The ultimate tragedy is that students are the only ones who will lose when we collectively refuse to engage on campus and make our voices heard. The administration has nearly tripled from187 non-teaching staff in 1978 to 478 non-teaching staff in May 2025, excluding maintenance, facilities, dining services workers and the like. That’s almost one staff member for every four students. This has enabled the disempowerment of the student body, now we’re not necessary. In the face of the overwhelming power of the admin, if students want to have any power, any voice in how the college will be run, then you cannot support the CSA’s decision to begin disempowering the Carletonian. The idea that the Carletonian does not publish anything of merit is laughable and only serves to justify the continued marginalization and defunding of the Carletonian, or at best, pushing it to be digital only. Who would read that?
The loud and angry student body that we had in the 1960s has been gone for a long time, but as of now, the CSA appears unsure of where it wants to go. They recognize that the CSA and Carletonian both exist to give students control. Few are happy with the decisions admin has made regarding the meal plan, the ever-increasing tuition that seems to have no end date, or even Rotblatt. We’ve slowly given up all our power, and now the CSA is cutting one of the last institutions in which the students have the ultimate say.
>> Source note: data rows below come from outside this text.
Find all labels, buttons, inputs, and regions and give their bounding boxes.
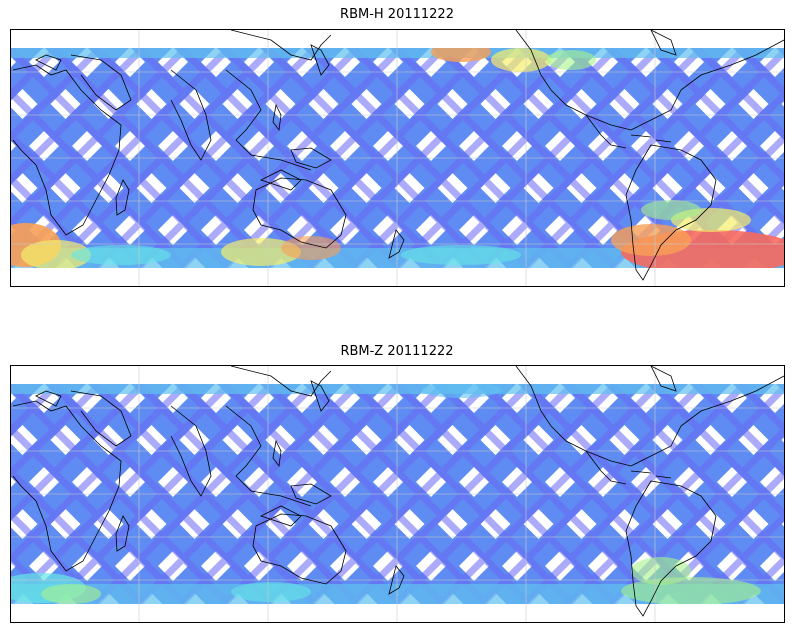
swath-track — [11, 553, 60, 604]
swath-track — [737, 219, 784, 268]
coastline-segment — [12, 64, 122, 236]
coastline-segment — [650, 366, 677, 392]
band-edges — [11, 384, 784, 604]
coastline-segment — [585, 114, 627, 149]
swath-gap — [781, 437, 784, 443]
swath-track — [737, 48, 784, 97]
swath-track — [11, 384, 60, 435]
anomaly-patches — [11, 384, 761, 604]
coastline-segment — [252, 177, 347, 249]
panel-bottom-title: RBM-Z 20111222 — [340, 344, 454, 359]
panel-top-title: RBM-H 20111222 — [340, 7, 454, 22]
swath-gap — [781, 101, 784, 107]
coastline-segment — [35, 54, 62, 71]
coastline-segment — [515, 30, 784, 131]
map-panel-rbm-z — [10, 365, 785, 623]
swath-gap — [11, 393, 16, 403]
coastline-segment — [225, 69, 312, 171]
coastline-segment — [225, 405, 312, 507]
swath-track — [737, 384, 784, 433]
coastline-segment — [170, 69, 212, 161]
coastline-segment — [630, 134, 652, 138]
anomaly-patch — [21, 240, 91, 268]
swath-gap — [760, 551, 784, 581]
coastline-segment — [70, 54, 132, 111]
coastline-segment — [272, 439, 282, 468]
swath-track — [11, 48, 60, 99]
anomaly-patches — [11, 48, 784, 268]
coastline-segment — [35, 390, 62, 407]
anomaly-patch — [71, 245, 171, 265]
swath-track — [737, 555, 784, 604]
anomaly-patch — [491, 48, 551, 72]
coastlines — [12, 30, 784, 281]
band-edges — [11, 48, 784, 268]
coastline-segment — [310, 44, 330, 76]
map-panel-rbm-h — [10, 29, 785, 287]
anomaly-patch — [401, 245, 521, 265]
swath-track — [694, 512, 784, 604]
coastline-segment — [12, 400, 122, 572]
coastline-segment — [630, 470, 652, 474]
coastline-segment — [655, 475, 672, 479]
coastline-segment — [310, 380, 330, 412]
coastline-segment — [290, 483, 332, 505]
coastline-segment — [230, 30, 332, 61]
swath-track — [11, 384, 103, 478]
anomaly-patch — [431, 48, 491, 62]
anomaly-patch — [421, 384, 501, 398]
coastline-segment — [252, 513, 347, 585]
swath-band — [11, 384, 784, 604]
graticule — [11, 30, 784, 286]
coastline-segment — [290, 147, 332, 169]
swath-track — [694, 384, 784, 476]
coastline-segment — [230, 366, 332, 397]
anomaly-patch — [546, 50, 596, 70]
anomaly-patch — [41, 584, 101, 604]
coastline-segment — [625, 144, 717, 281]
coastline-segment — [388, 565, 405, 595]
coastline-segment — [170, 405, 212, 497]
swath-band — [11, 48, 784, 268]
swath-gap — [781, 521, 784, 527]
anomaly-patch — [611, 224, 691, 256]
coastline-segment — [115, 179, 130, 216]
swath-gap — [781, 185, 784, 191]
anomaly-patch — [221, 238, 301, 266]
anomaly-patch — [231, 582, 311, 602]
anomaly-patch — [281, 236, 341, 260]
coastline-segment — [115, 515, 130, 552]
swath-gap — [11, 477, 16, 487]
coastline-segment — [272, 103, 282, 132]
swath-track — [11, 48, 103, 142]
map-canvas-rbm-z — [11, 366, 784, 622]
swath-track — [694, 48, 784, 140]
anomaly-patch — [641, 200, 701, 220]
coastline-segment — [585, 450, 627, 485]
coastline-segment — [515, 366, 784, 467]
anomaly-patch — [631, 557, 691, 585]
coastline-segment — [625, 480, 717, 617]
coastline-segment — [655, 139, 672, 143]
swath-gap — [11, 57, 16, 67]
swath-gap — [11, 141, 16, 151]
coastlines — [12, 366, 784, 617]
coastline-segment — [650, 30, 677, 56]
coastline-segment — [70, 390, 132, 447]
coastline-segment — [388, 229, 405, 259]
map-canvas-rbm-h — [11, 30, 784, 286]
The recent cuts made by the CSA are perhaps excusable, but they come at the end of a long tail of lost student power. The student body needs to take responsibility and resume a campaign to take back authority from the school. If we want a school that serves our interests, we must fight for it.
Now, I ask the CSA members who believe the Carletonian is useless and advocate behind closed doors to defund it to tell everyone why you believe so. Write an article and explain how it will help the student body rather than to get payback or balance the last line of a budget totaling nearly one million dollars.